Sellitto sacudió la cabeza.
– Linc, de verdad… eso parece un poco endeble, ¿no crees? Estamos hablando… ¿de qué? ¿Del siglo xix? Ése no es un caso antiguo. Es un caso prehistórico .
– ¿Un profesional que simula un escenario, mata a una persona y casi mata a otra, delante de media docena de polis, sólo para robar ese artículo? Eso no es endeble, Lon. Eso llama la atención se mire por donde se mire.
El corpulento policía se encogió de hombros y telefoneó a la comisaría para que transmitieran la orden al poli que todavía estaba de servicio en el lugar de los hechos, y luego hizo una llamada a las autoridades judiciales para que expidieran la orden solicitando el registro de llamadas correspondientes a los teléfonos de Barry, del museo, de su casa y de su móvil.

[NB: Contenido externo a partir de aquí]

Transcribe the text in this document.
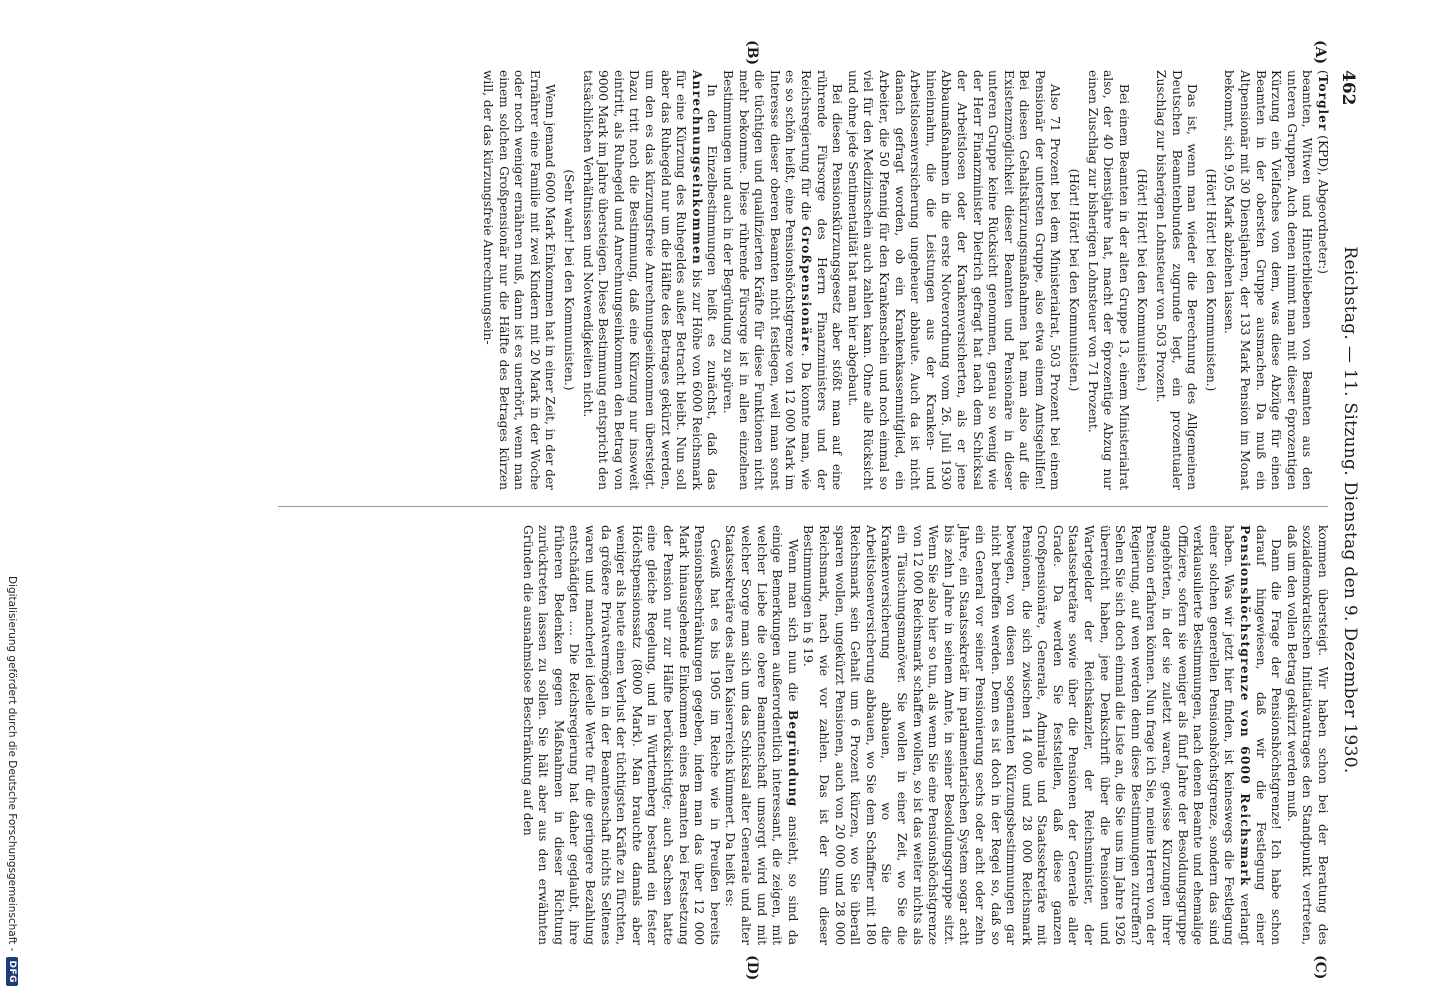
Digitalisierung gefördert durch die Deutsche Forschungsgemeinschaft -
DFG
462
Reichstag. — 11. Sitzung. Dienstag den 9. Dezember 1930.
(A)
(B)
(C)
(D)

(Torgler (KPD), Abgeordneter:)

beamten, Witwen und Hinterbliebenen von Beamten aus den unteren Gruppen. Auch denen nimmt man mit dieser 6prozentigen Kürzung ein Vielfaches von dem, was diese Abzüge für einen Beamten in der obersten Gruppe ausmachen. Da muß ein Altpensionär mit 30 Dienstjahren, der 133 Mark Pension im Monat bekommt, sich 9,05 Mark abziehen lassen.

(Hört! Hört! bei den Kommunisten.)

Das ist, wenn man wieder die Berechnung des Allgemeinen Deutschen Beamtenbundes zugrunde legt, ein prozentualer Zuschlag zur bisherigen Lohnsteuer von 503 Prozent.

(Hört! Hört! bei den Kommunisten.)

Bei einem Beamten in der alten Gruppe 13, einem Ministerialrat also, der 40 Dienstjahre hat, macht der 6prozentige Abzug nur einen Zuschlag zur bisherigen Lohnsteuer von 71 Prozent.

(Hört! Hört! bei den Kommunisten.)

Also 71 Prozent bei dem Ministerialrat, 503 Prozent bei einem Pensionär der untersten Gruppe, also etwa einem Amtsgehilfen! Bei diesen Gehaltskürzungsmaßnahmen hat man also auf die Existenzmöglichkeit dieser Beamten und Pensionäre in dieser unteren Gruppe keine Rücksicht genommen, genau so wenig wie der Herr Finanzminister Dietrich gefragt hat nach dem Schicksal der Arbeitslosen oder der Krankenversicherten, als er jene Abbaumaßnahmen in die erste Notverordnung vom 26. Juli 1930 hineinnahm, die die Leistungen aus der Kranken- und Arbeitslosenversicherung ungeheuer abbaute. Auch da ist nicht danach gefragt worden, ob ein Krankenkassenmitglied, ein Arbeiter, die 50 Pfennig für den Krankenschein und noch einmal so viel für den Medizinschein auch zahlen kann. Ohne alle Rücksicht und ohne jede Sentimentalität hat man hier abgebaut.

Bei diesen Pensionskürzungsgesetz aber stößt man auf eine rührende Fürsorge des Herrn Finanzministers und der Reichsregierung für die Großpensionäre. Da konnte man, wie es so schön heißt, eine Pensionshöchstgrenze von 12 000 Mark im Interesse dieser oberen Beamten nicht festlegen, weil man sonst die tüchtigen und qualifizierten Kräfte für diese Funktionen nicht mehr bekomme. Diese rührende Fürsorge ist in allen einzelnen Bestimmungen und auch in der Begründung zu spüren.

In den Einzelbestimmungen heißt es zunächst, daß das Anrechnungseinkommen bis zur Höhe von 6000 Reichsmark für eine Kürzung des Ruhegeldes außer Betracht bleibt. Nun soll aber das Ruhegeld nur um die Hälfte des Betrages gekürzt werden, um den es das kürzungsfreie Anrechnungseinkommen übersteigt. Dazu tritt noch die Bestimmung, daß eine Kürzung nur insoweit eintritt, als Ruhegeld und Anrechnungseinkommen den Betrag von 9000 Mark im Jahre übersteigen. Diese Bestimmung entspricht den tatsächlichen Verhältnissen und Notwendigkeiten nicht.

(Sehr wahr! bei den Kommunisten.)

Wenn jemand 6000 Mark Einkommen hat in einer Zeit, in der der Ernährer eine Familie mit zwei Kindern mit 20 Mark in der Woche oder noch weniger ernähren muß, dann ist es unerhört, wenn man einem solchen Großpensionär nur die Hälfte des Betrages kürzen will, der das kürzungsfreie Anrechnungsein-

kommen übersteigt. Wir haben schon bei der Beratung des sozialdemokratischen Initiativantrages den Standpunkt vertreten, daß um den vollen Betrag gekürzt werden muß.

Dann die Frage der Pensionshöchstgrenze! Ich habe schon darauf hingewiesen, daß wir die Festlegung einer Pensionshöchstgrenze von 6000 Reichsmark verlangt haben. Was wir jetzt hier finden, ist keineswegs die Festlegung einer solchen generellen Pensionshöchstgrenze, sondern das sind verklausulierte Bestimmungen, nach denen Beamte und ehemalige Offiziere, sofern sie weniger als fünf Jahre der Besoldungsgruppe angehörten, in der sie zuletzt waren, gewisse Kürzungen ihrer Pension erfahren können. Nun frage ich Sie, meine Herren von der Regierung, auf wen werden denn diese Bestimmungen zutreffen? Sehen Sie sich doch einmal die Liste an, die Sie uns im Jahre 1926 überreicht haben, jene Denkschrift über die Pensionen und Wartegelder der Reichskanzler, der Reichsminister, der Staatssekretäre sowie über die Pensionen der Generale aller Grade. Da werden Sie feststellen, daß diese ganzen Großpensionäre, Generale, Admirale und Staatssekretäre mit Pensionen, die sich zwischen 14 000 und 28 000 Reichsmark bewegen, von diesen sogenannten Kürzungsbestimmungen gar nicht betroffen werden. Denn es ist doch in der Regel so, daß so ein General vor seiner Pensionierung sechs oder acht oder zehn Jahre, ein Staatssekretär im parlamentarischen System sogar acht bis zehn Jahre in seinem Amte, in seiner Besoldungsgruppe sitzt. Wenn Sie also hier so tun, als wenn Sie eine Pensionshöchstgrenze von 12 000 Reichsmark schaffen wollen, so ist das weiter nichts als ein Täuschungsmanöver. Sie wollen in einer Zeit, wo Sie die Krankenversicherung abbauen, wo Sie die Arbeitslosenversicherung abbauen, wo Sie dem Schaffner mit 180 Reichsmark sein Gehalt um 6 Prozent kürzen, wo Sie überall sparen wollen, ungekürzt Pensionen, auch von 20 000 und 28 000 Reichsmark, nach wie vor zahlen. Das ist der Sinn dieser Bestimmungen in § 19.

Wenn man sich nun die Begründung ansieht, so sind da einige Bemerkungen außerordentlich interessant, die zeigen, mit welcher Liebe die obere Beamtenschaft umsorgt wird und mit welcher Sorge man sich um das Schicksal alter Generale und alter Staatssekretäre des alten Kaiserreichs kümmert. Da heißt es:

Gewiß hat es bis 1905 im Reiche wie in Preußen bereits Pensionsbeschränkungen gegeben, indem man das über 12 000 Mark hinausgehende Einkommen eines Beamten bei Festsetzung der Pension nur zur Hälfte berücksichtigte; auch Sachsen hatte eine gleiche Regelung, und in Württemberg bestand ein fester Höchstpensionssatz (8000 Mark). Man brauchte damals aber weniger als heute einen Verlust der tüchtigsten Kräfte zu fürchten, da größere Privatvermögen in der Beamtenschaft nichts Seltenes waren und mancherlei ideelle Werte für die geringere Bezahlung entschädigten .... Die Reichsregierung hat daher geglaubt, ihre früheren Bedenken gegen Maßnahmen in dieser Richtung zurücktreten lassen zu sollen. Sie hält aber aus den erwähnten Gründen die ausnahmslose Beschränkung auf den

Rhyme se quedó observando a la chavala y concluyó que no tenía alternativa; tenía que transmitirle la dura noticia.
– Te das cuenta de lo que significa todo esto, ¿verdad?
Una pausa, aunque él pudo ver, en la mirada llena de consternación que Sachs dirigió a Geneva, que al menos la mujer policía entendía exactamente el sentido de sus palabras. Fue ella la que le dijo a la chica:
– Lincoln quiere decir que lo más probable es que ese individuo ande aún detrás de ti.
– Eso es absurdo -replicó Geneva, sacudiendo la cabeza.
Tras una pausa, Rhyme respondió solemnemente.
– Me temo que es cualquier cosa menos eso.
Sentado en un ordenador con conexión a Internet en una tienda de fotocopias en el centro de Manhattan, Thompson Boyd estaba leyendo la página web del canal de televisión local, que se actualizaba cada pocos minutos.